Revolutionizing K-Nearest Neighbor Distance Measurements for Enhanced Credit Scoring


ÇETİN A. İ., BÜYÜKLÜ A. H.

10th International Conference on Computational and Experimental Science and Engineering, Antalya, Turkey, 27 - 30 October 2023, pp.202, (Summary Text)

  • Publication Type: Conference Paper / Summary Text
  • City: Antalya
  • Country: Turkey
  • Page Numbers: pp.202
  • Ankara Yıldırım Beyazıt University Affiliated: Yes

Abstract

The k-Nearest Neighbors (kNN) algorithm is a fundamental tool in machine learning, yet its performance hinges on the accurate computation of distances, often via the Euclidean distance metric. This research seeks to enhance the kNN algorithm by optimizing this metric through an adaptive model that adjusts the distance calculation based on dataset-specific attributes, improving upon the rigidity of the traditional Euclidean metric. Our method, when applied to a unique sovereign credit rating dataset, showed significant improvements in predictive accuracy and computational efficiency, validating the efficacy of this approach. Our model extends beyond traditional kNN by integrating feature importance weighting from the Random Forest algorithm, which provides a nuanced measure of sample proximity and improves classification performance.

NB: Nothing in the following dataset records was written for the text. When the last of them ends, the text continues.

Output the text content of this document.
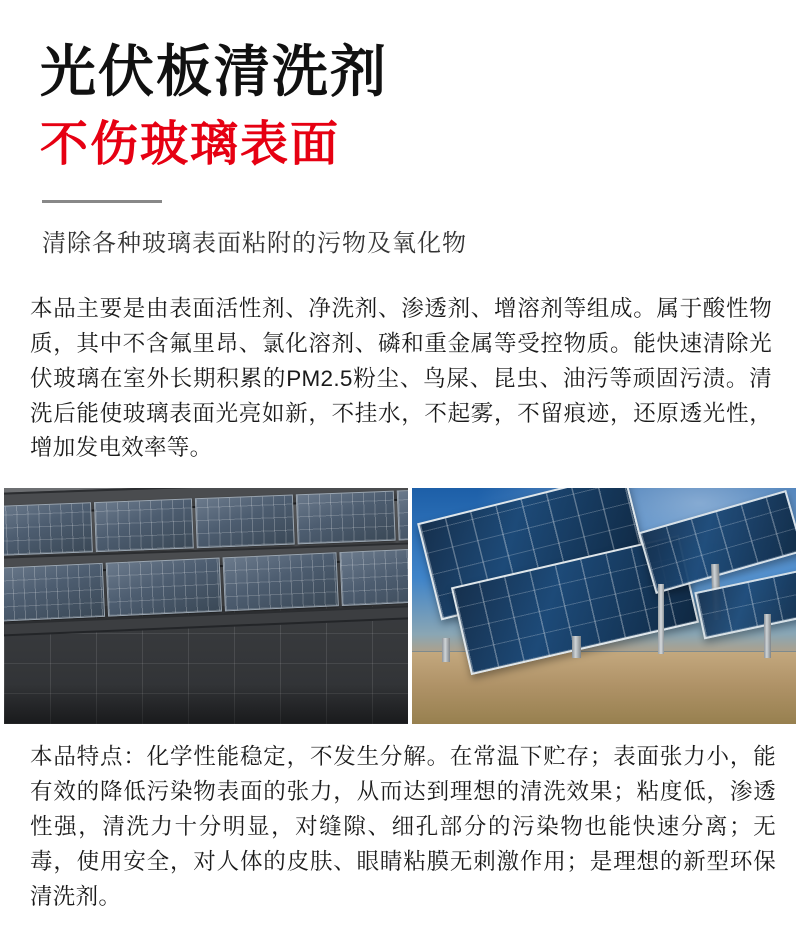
光伏板清洗剂
不伤玻璃表面
清除各种玻璃表面粘附的污物及氧化物
本品主要是由表面活性剂、净洗剂、渗透剂、增溶剂等组成。属于酸性物质，其中不含氟里昂、氯化溶剂、磷和重金属等受控物质。能快速清除光伏玻璃在室外长期积累的PM2.5粉尘、鸟屎、昆虫、油污等顽固污渍。清洗后能使玻璃表面光亮如新，不挂水，不起雾，不留痕迹，还原透光性，增加发电效率等。
本品特点：化学性能稳定，不发生分解。在常温下贮存；表面张力小，能有效的降低污染物表面的张力，从而达到理想的清洗效果；粘度低，渗透性强，清洗力十分明显，对缝隙、细孔部分的污染物也能快速分离；无毒，使用安全，对人体的皮肤、眼睛粘膜无刺激作用；是理想的新型环保清洗剂。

The results of this research have far-reaching implications for machine learning and data mining, particularly in high-stakes prediction accuracy scenarios. They highlight the potential of dynamic distance metrics and hybrid models in enhancing algorithmic performance. Future research will focus on validating the effectiveness of this optimized distance metric across diverse datasets, affirming the versatility of our adaptive model and its implications for the kNN algorithm.